A Sea Laptops During a Lecture

The summer is a memory, the new semester is well underway, and among other things, I’ve been pondering my approach to laptops and other electronic devices in the classroom. For several years now, I’ve banned laptops in my classes (with some exceptions), due to the many distractions they create. Whenever I polled my students, most said it was a good policy. And a lot of research suggests that multitasking is a myth.

But during the past year or so, many of my students have been turning to e-books for their course texts, and many no longer print out the assigned articles but read them online instead. One student last semester even did all her reading on her smart phone.

So I had to either stop asking them to have the reading in front of them during class, which is often useful for discussing difficult passages in philosophical texts, or I had to give up my laptop ban.

I talked with several colleagues about it. One colleague bans all electronic devices and asks students to leave if they sneak a look at their phone. Another waits until he sees students checking email or texting and them asks them to stop. Another says students are becoming more disciplined and it’s not really a problem anymore. Yet another takes a laissez-faire approach, saying that if students distract themselves or each other, that’s their problem.

I got out my laptop, of course, and went looking for further input, and found useful articles here and here.

For better or worse, here’s what it now says in my syllabus:

Wireless Devices

Some students like to use a laptop, tablet, or smart phone to take notes during class, and some students use wireless devices to read assigned articles and books. But in a classroom, wireless devices can be extremely distracting, not only for the person using the device but also for other students and the instructor. Several studies have shown that wireless devices may reduce student learning. The general policy of this course is that wireless devices may be used to take notes, but the wireless receiver must be turned off. Cell phones must be turned off or set to vibrate or mute. I will also ask students to close or put away wireless devices at specific times, such as during class discussions or when students are working in small groups. And of course students may not use wireless devices during exams, and not at any time for surfing, shopping, texting, playing games, checking email, or any other activities not directly related to the course. Violations of this policy will affect your grade. If you require special accommodation in this regard, please let me know.

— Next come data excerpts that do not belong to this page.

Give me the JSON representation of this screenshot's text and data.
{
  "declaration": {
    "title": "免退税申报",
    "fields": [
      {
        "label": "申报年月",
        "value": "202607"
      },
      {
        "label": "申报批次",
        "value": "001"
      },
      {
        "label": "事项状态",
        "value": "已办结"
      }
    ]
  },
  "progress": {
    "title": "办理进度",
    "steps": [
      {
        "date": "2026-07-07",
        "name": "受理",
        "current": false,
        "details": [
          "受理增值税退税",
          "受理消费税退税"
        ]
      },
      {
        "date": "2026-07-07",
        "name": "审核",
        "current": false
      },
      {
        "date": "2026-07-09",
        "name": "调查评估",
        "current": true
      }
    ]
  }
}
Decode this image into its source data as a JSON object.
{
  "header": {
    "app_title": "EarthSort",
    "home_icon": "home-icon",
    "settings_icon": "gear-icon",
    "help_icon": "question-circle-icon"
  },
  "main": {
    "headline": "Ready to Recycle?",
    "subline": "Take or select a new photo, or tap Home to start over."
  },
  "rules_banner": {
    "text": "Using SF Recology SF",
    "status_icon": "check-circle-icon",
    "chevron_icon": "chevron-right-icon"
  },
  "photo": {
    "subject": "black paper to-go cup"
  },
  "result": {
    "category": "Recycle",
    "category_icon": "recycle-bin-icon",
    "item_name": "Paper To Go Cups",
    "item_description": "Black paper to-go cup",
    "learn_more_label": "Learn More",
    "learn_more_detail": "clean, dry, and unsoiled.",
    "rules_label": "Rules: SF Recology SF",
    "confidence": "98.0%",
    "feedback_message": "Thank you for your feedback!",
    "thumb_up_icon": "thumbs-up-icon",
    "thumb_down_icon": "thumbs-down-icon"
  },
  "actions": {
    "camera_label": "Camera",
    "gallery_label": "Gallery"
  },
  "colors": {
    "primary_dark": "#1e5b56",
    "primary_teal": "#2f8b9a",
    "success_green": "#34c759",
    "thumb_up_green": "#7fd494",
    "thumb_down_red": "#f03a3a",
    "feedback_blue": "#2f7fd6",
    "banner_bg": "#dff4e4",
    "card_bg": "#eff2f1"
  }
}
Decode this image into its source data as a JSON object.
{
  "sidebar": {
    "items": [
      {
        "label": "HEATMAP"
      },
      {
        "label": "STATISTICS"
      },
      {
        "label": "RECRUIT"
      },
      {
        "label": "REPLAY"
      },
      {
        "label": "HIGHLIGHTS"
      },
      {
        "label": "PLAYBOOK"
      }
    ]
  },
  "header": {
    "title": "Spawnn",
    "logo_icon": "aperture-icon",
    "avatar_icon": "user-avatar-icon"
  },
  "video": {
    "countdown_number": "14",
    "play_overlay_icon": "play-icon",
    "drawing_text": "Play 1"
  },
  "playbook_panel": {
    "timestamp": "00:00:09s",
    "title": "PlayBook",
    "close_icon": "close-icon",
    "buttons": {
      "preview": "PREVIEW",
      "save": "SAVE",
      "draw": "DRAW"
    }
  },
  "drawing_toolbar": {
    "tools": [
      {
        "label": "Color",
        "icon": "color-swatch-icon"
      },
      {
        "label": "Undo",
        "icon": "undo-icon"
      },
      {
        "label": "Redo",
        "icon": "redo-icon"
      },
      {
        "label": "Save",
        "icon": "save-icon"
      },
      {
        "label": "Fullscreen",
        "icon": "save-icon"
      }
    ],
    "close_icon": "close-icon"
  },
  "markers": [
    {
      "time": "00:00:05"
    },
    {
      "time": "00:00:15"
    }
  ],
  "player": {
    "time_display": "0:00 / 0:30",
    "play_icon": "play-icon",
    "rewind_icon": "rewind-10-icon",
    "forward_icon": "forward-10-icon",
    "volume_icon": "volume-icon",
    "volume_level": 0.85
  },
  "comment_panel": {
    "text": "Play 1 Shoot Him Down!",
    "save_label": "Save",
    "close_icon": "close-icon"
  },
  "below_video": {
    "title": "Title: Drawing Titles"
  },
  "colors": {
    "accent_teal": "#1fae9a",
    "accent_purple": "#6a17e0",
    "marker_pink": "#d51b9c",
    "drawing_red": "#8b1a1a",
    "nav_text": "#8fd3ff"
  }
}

So far it’s working out alright.

And although my students disagree on the policy itself, they have been eager to talk about it, which suggests that civilization may not be doomed after all.

One Comment leave one →
  1. Bob Friedman permalink
    September 12, 2013 5:56 PM

    Reading Mark’s post on electronic devices has inspired me. Most of my lectures, especially when I am commenting on daily events, are extemporaneous. As a consequence, there are names that I know but cannot recall. Today it was the rock group imprisoned by Putin (we talked about his op-ed in class today) and the American in Yemen killed by a drone (once again in reference to Putin on American exceptionalism)..

    A quick search on an open laptop would have revealed the names Pussy Riot (How could I have forgotten that!) and al-Awlaki. I think now I will make these quick internet searches a regular feature of my class. It might be a nice break for the students to see who can come up with the name the Professor has forgotten.